Deleveraging by banks attempting to boost capital could put more pressure on sovereign debt or squeeze lending to the economy, according to a report prepared for European Union finance ministers who meet this week.
The report also outlined the objections of EU countries to schemes that would pool guarantees for banks, which means that they will now revert to issuing national guarantees for banks that struggle to borrow.
The document, written by senior officials from EU finance ministries to lay the ground for talks between ministers on Wednesday, underlines worries about deleveraging in an EU-wide drive to boost the capital of 70 banks in Europe by June 2012.

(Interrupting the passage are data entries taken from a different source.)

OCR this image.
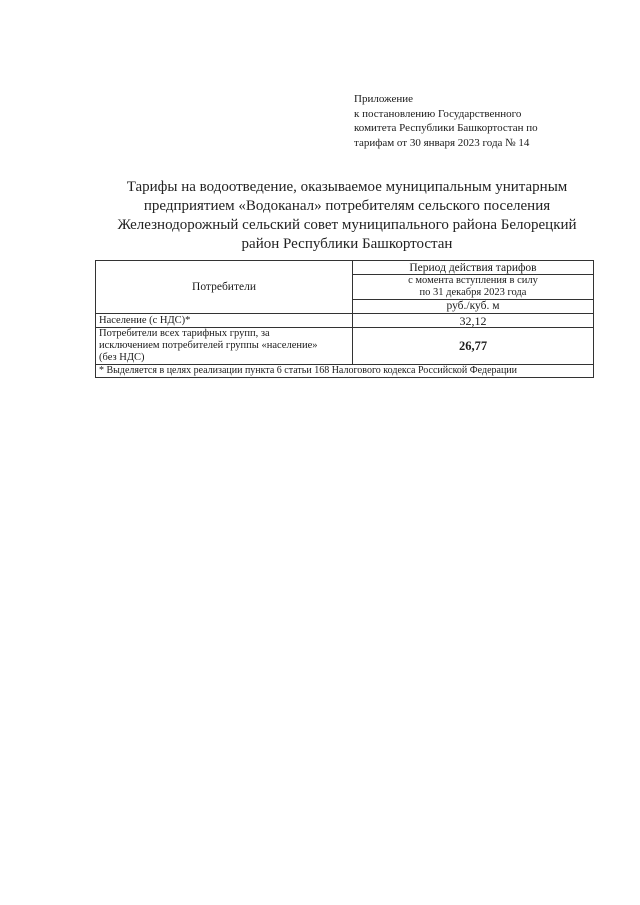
Приложение
к постановлению Государственного
комитета Республики Башкортостан по
тарифам от 30 января 2023 года № 14
Тарифы на водоотведение, оказываемое муниципальным унитарным
предприятием «Водоканал» потребителям сельского поселения
Железнодорожный сельский совет муниципального района Белорецкий
район Республики Башкортостан
Потребители	Период действия тарифов

	с момента вступления в силу
по 31 декабря 2023 года

	руб./куб. м
Население (с НДС)*	32,12

Потребители всех тарифных групп, за
исключением потребителей группы «население»
(без НДС)	26,77
* Выделяется в целях реализации пункта 6 статьи 168 Налогового кодекса Российской Федерации	
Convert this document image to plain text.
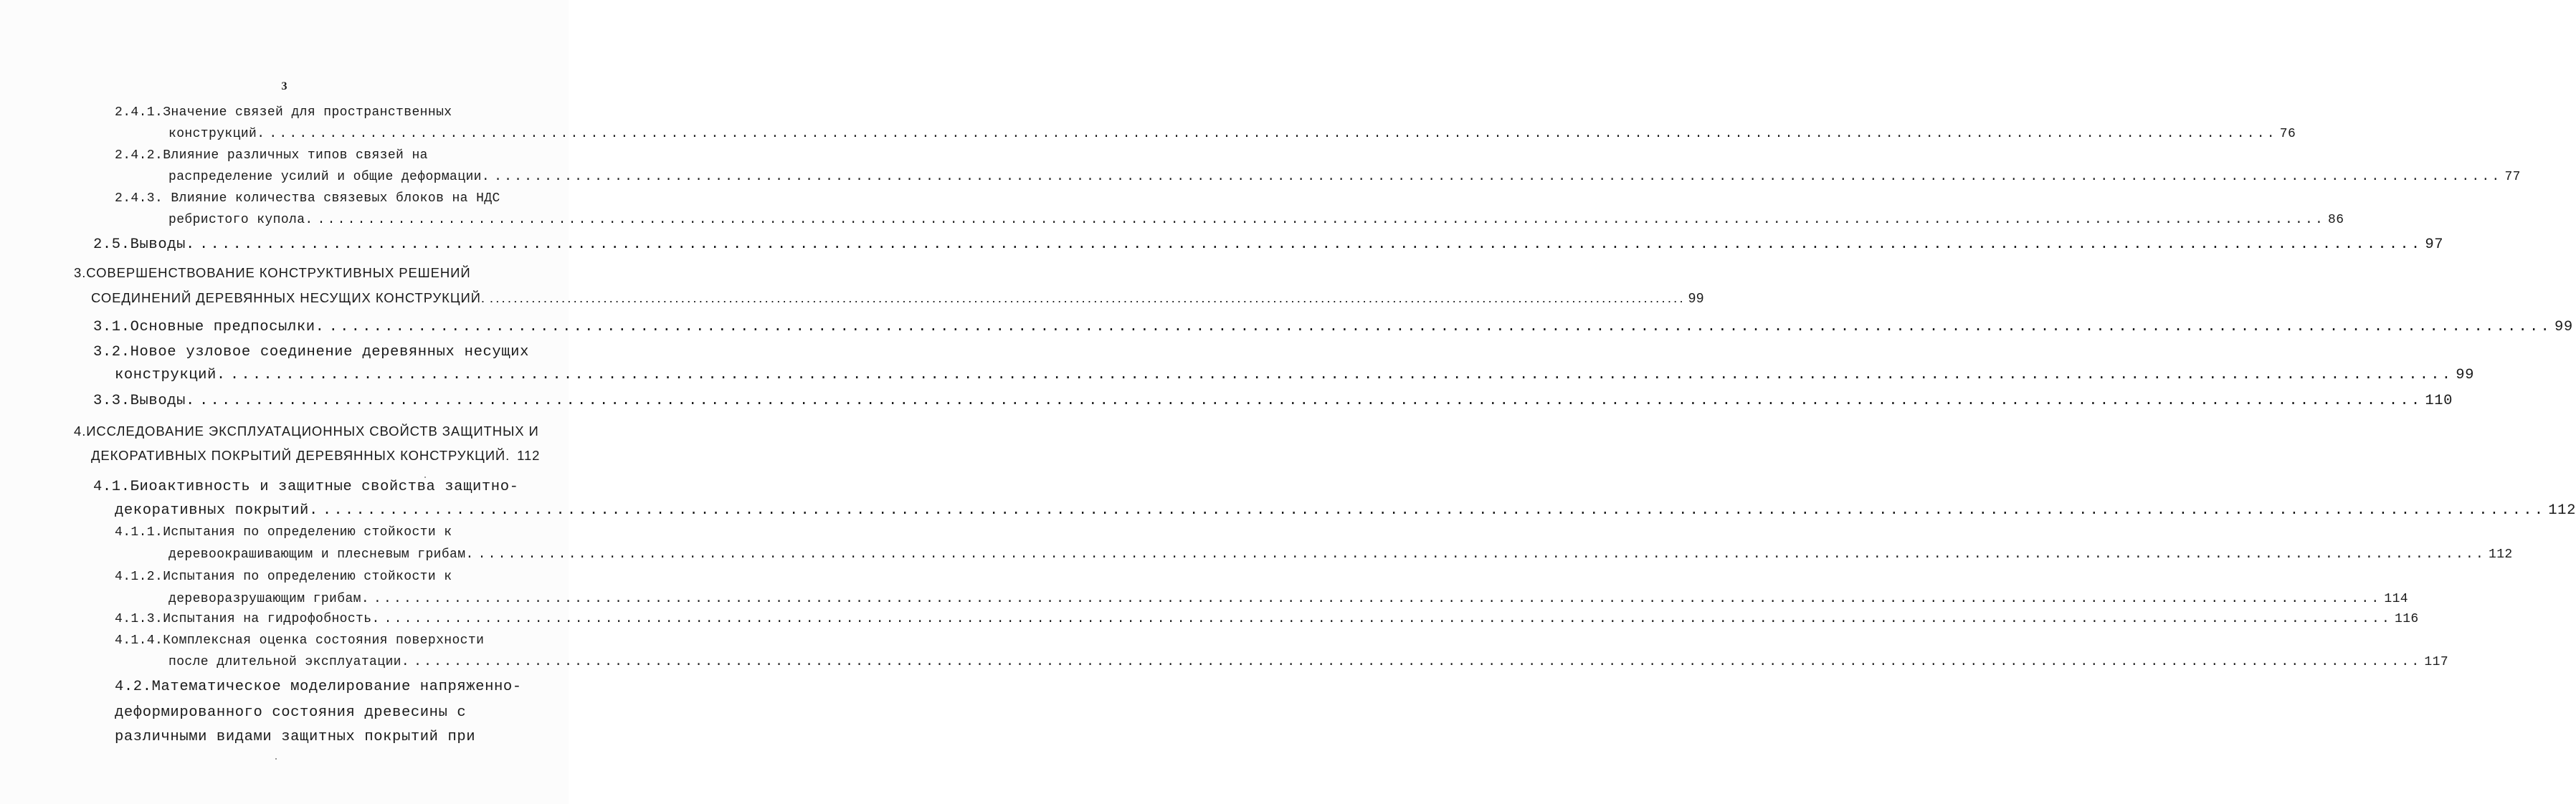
3
2.4.1.Значение связей для пространственных
конструкций. ........................................................................................................................................................................................................ 76
2.4.2.Влияние различных типов связей на
распределение усилий и общие деформации. ........................................................................................................................................................................................................ 77
2.4.3. Влияние количества связевых блоков на НДС
ребристого купола. ........................................................................................................................................................................................................ 86
2.5.Выводы. ........................................................................................................................................................................................................ 97
3.СОВЕРШЕНСТВОВАНИЕ КОНСТРУКТИВНЫХ РЕШЕНИЙ
СОЕДИНЕНИЙ ДЕРЕВЯННЫХ НЕСУЩИХ КОНСТРУКЦИЙ. ........................................................................................................................................................................................................ 99
3.1.Основные предпосылки. ........................................................................................................................................................................................................ 99
3.2.Новое узловое соединение деревянных несущих
конструкций. ........................................................................................................................................................................................................ 99
3.3.Выводы. ........................................................................................................................................................................................................ 110
4.ИССЛЕДОВАНИЕ ЭКСПЛУАТАЦИОННЫХ СВОЙСТВ ЗАЩИТНЫХ И
ДЕКОРАТИВНЫХ ПОКРЫТИЙ ДЕРЕВЯННЫХ КОНСТРУКЦИЙ. 112
4.1.Биоактивность и защитные свойства защитно-
декоративных покрытий. ........................................................................................................................................................................................................ 112
4.1.1.Испытания по определению стойкости к
деревоокрашивающим и плесневым грибам. ........................................................................................................................................................................................................ 112
4.1.2.Испытания по определению стойкости к
дереворазрушающим грибам. ........................................................................................................................................................................................................ 114
4.1.3.Испытания на гидрофобность. ........................................................................................................................................................................................................ 116
4.1.4.Комплексная оценка состояния поверхности
после длительной эксплуатации. ........................................................................................................................................................................................................ 117
4.2.Математическое моделирование напряженно-
деформированного состояния древесины с
различными видами защитных покрытий при
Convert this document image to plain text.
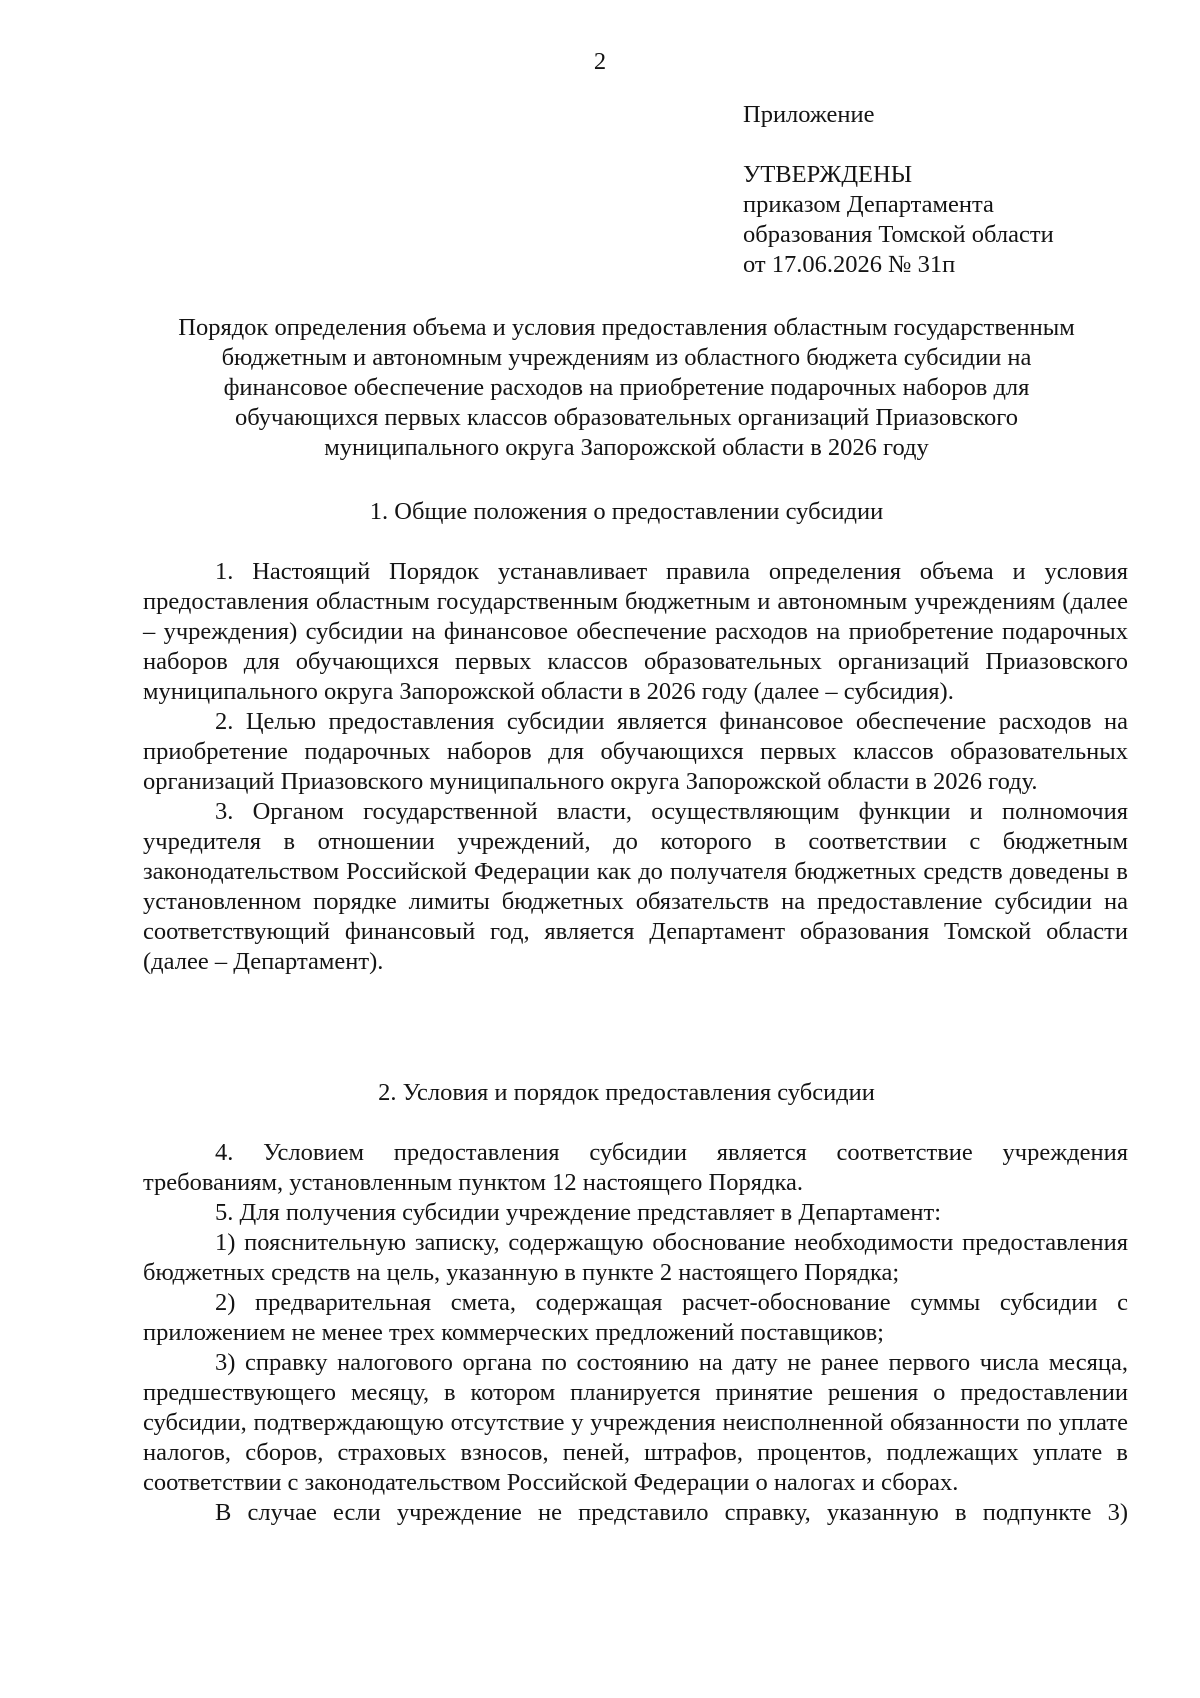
2
Приложение
УТВЕРЖДЕНЫ
приказом Департамента
образования Томской области
от 17.06.2026 № 31п
Порядок определения объема и условия предоставления областным государственным
бюджетным и автономным учреждениям из областного бюджета субсидии на
финансовое обеспечение расходов на приобретение подарочных наборов для
обучающихся первых классов образовательных организаций Приазовского
муниципального округа Запорожской области в 2026 году
1. Общие положения о предоставлении субсидии

1. Настоящий Порядок устанавливает правила определения объема и условия предоставления областным государственным бюджетным и автономным учреждениям (далее – учреждения) субсидии на финансовое обеспечение расходов на приобретение подарочных наборов для обучающихся первых классов образовательных организаций Приазовского муниципального округа Запорожской области в 2026 году (далее – субсидия).

2. Целью предоставления субсидии является финансовое обеспечение расходов на приобретение подарочных наборов для обучающихся первых классов образовательных организаций Приазовского муниципального округа Запорожской области в 2026 году.

3. Органом государственной власти, осуществляющим функции и полномочия учредителя в отношении учреждений, до которого в соответствии с бюджетным законодательством Российской Федерации как до получателя бюджетных средств доведены в установленном порядке лимиты бюджетных обязательств на предоставление субсидии на соответствующий финансовый год, является Департамент образования Томской области (далее – Департамент).

2. Условия и порядок предоставления субсидии

4. Условием предоставления субсидии является соответствие учреждения требованиям, установленным пунктом 12 настоящего Порядка.

5. Для получения субсидии учреждение представляет в Департамент:

1) пояснительную записку, содержащую обоснование необходимости предоставления бюджетных средств на цель, указанную в пункте 2 настоящего Порядка;

2) предварительная смета, содержащая расчет-обоснование суммы субсидии с приложением не менее трех коммерческих предложений поставщиков;

3) справку налогового органа по состоянию на дату не ранее первого числа месяца, предшествующего месяцу, в котором планируется принятие решения о предоставлении субсидии, подтверждающую отсутствие у учреждения неисполненной обязанности по уплате налогов, сборов, страховых взносов, пеней, штрафов, процентов, подлежащих уплате в соответствии с законодательством Российской Федерации о налогах и сборах.

В случае если учреждение не представило справку, указанную в подпункте 3)
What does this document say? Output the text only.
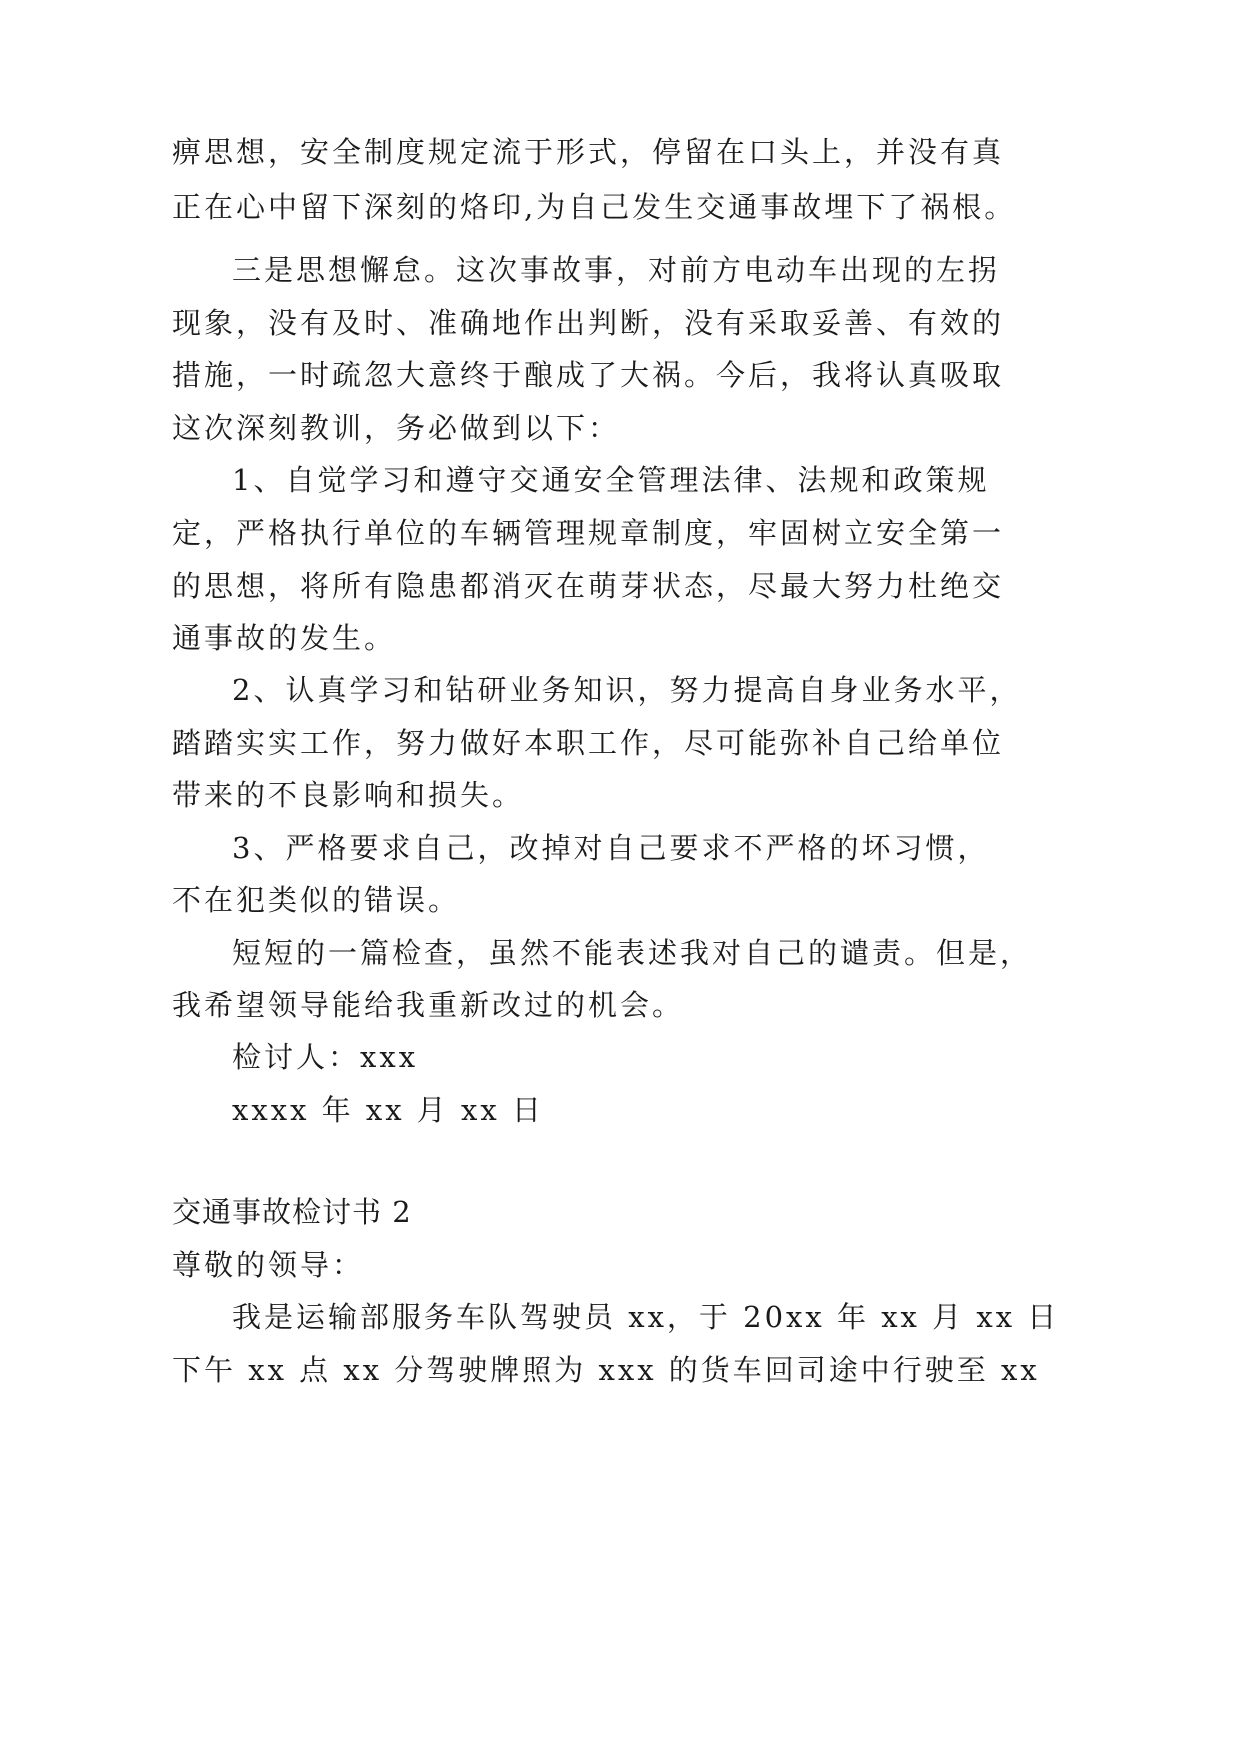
痹思想，安全制度规定流于形式，停留在口头上，并没有真
正在心中留下深刻的烙印,为自己发生交通事故埋下了祸根。
三是思想懈怠。这次事故事，对前方电动车出现的左拐
现象，没有及时、准确地作出判断，没有采取妥善、有效的
措施，一时疏忽大意终于酿成了大祸。今后，我将认真吸取
这次深刻教训，务必做到以下：
1、自觉学习和遵守交通安全管理法律、法规和政策规
定，严格执行单位的车辆管理规章制度，牢固树立安全第一
的思想，将所有隐患都消灭在萌芽状态，尽最大努力杜绝交
通事故的发生。
2、认真学习和钻研业务知识，努力提高自身业务水平，
踏踏实实工作，努力做好本职工作，尽可能弥补自己给单位
带来的不良影响和损失。
3、严格要求自己，改掉对自己要求不严格的坏习惯，
不在犯类似的错误。
短短的一篇检查，虽然不能表述我对自己的谴责。但是，
我希望领导能给我重新改过的机会。
检讨人：xxx
xxxx 年 xx 月 xx 日
交通事故检讨书 2
尊敬的领导：
我是运输部服务车队驾驶员 xx，于 20xx 年 xx 月 xx 日
下午 xx 点 xx 分驾驶牌照为 xxx 的货车回司途中行驶至 xx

There are serious concerns about a possible inappropriate deleveraging by banks when implementing the measures that would prejudice an adequate supply of lending to the real economy or put excessive additional pressure on sovereign debt, officials write in the report seen by Reuters, reflecting concerns that were addressed at a meeting of ministers in early November.
It said that countries had opted for national guarantee schemes for banks, rather than any single pan-European support plan.
There is no full convergence of views on the degree of coordination among member states for the granting of guarantees, let alone mutualisation (burden-sharing of the losses), according to the document.
A majority of member states affirmed their preference for the setting-up of national, but closely coordinated, guarantee schemes, which is considered the only one that could be activated swiftly.